Another person from Portland, whose username was Kidipede, commented as well.
“Drinking — male or female — doesn’t cause rape; rapists do. The danger in warning women about drinking and rape is that it provides cover to rapists by associating the two together in people’s minds. It’s true that everybody should be warned that drinking makes you vulnerable, but there’s no reason to single out women, or to single out rape. Drinking also makes you more likely to be hit by a car, lose your keys, hit a friend, etc,” Kidipede wrote.
Rape and sexual assault can happen at any time and in any location, in any atmosphere. You could be at a party, sure. But you could also be walking down the street, in a work environment, in your own home, in a committed relationship, married or even hanging out with someone you thought was your best friend. It is ugly, and it should not be sanitized, redefined or excused by binge drinking.

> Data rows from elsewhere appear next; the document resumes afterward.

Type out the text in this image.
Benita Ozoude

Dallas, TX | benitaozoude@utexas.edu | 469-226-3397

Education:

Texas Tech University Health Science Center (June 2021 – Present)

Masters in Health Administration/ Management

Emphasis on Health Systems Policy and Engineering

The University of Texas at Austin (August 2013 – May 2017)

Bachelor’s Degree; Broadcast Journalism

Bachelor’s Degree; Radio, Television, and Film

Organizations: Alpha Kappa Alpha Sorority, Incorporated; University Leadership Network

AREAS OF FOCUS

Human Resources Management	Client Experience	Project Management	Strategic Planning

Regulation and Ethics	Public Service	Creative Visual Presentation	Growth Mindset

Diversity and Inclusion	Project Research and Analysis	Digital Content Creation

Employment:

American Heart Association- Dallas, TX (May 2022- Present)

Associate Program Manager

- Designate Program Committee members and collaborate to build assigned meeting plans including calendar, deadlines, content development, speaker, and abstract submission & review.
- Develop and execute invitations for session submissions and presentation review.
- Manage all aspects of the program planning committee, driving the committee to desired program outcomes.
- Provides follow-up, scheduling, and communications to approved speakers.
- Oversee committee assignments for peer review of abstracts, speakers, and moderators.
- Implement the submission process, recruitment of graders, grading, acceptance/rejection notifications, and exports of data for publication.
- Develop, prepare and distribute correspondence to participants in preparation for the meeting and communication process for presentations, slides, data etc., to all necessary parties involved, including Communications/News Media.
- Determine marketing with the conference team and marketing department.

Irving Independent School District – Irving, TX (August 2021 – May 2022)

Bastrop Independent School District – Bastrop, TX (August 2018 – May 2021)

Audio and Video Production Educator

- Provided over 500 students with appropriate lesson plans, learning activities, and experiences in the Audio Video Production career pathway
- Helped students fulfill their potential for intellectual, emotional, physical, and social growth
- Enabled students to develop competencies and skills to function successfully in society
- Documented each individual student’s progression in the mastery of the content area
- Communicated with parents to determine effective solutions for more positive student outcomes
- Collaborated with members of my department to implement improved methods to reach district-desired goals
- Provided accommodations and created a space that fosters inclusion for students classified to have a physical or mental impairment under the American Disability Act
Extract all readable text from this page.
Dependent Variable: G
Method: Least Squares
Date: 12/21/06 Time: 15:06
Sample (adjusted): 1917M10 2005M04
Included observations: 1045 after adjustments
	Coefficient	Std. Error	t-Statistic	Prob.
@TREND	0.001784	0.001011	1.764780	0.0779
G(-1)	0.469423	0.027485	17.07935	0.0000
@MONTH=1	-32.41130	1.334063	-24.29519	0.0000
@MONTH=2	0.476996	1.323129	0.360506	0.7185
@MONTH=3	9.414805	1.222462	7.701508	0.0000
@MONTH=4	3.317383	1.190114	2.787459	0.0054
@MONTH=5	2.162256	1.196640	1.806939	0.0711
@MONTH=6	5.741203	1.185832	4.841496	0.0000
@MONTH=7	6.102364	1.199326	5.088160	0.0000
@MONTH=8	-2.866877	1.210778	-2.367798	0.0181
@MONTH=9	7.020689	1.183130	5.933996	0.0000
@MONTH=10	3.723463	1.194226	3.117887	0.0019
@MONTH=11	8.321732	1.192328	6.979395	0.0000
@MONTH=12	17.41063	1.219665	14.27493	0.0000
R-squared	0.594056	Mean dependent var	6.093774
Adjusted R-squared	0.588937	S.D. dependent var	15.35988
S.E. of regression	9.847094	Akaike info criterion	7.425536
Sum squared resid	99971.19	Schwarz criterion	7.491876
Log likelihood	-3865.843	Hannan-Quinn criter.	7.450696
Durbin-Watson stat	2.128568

Yes, binge drinking limits your inhibitions. Would I recommend it? Not at all. But telling women specifically to stay away from such activities as a preventative measure against sexual assault and rape sends the incorrect and horrifying message that the woman in jeopardy could have done something different. Blaming binge drinking is no better than excusing rape by blaming the clothing a woman wears, her “flirtatious personality” or the fact that “she was asking for it.”
Therefore, it is not the alcohol that makes drinking so dangerous for women; rather, it is that society has determinedly employed alcohol as a scapegoat for rape. There is no justification in the world that makes rape or sexual assault tolerable, nor is there any amount of blame that can be shifted onto the rape victim that negates a rapist’s actions. Remember who the victim is, and stop making excuses.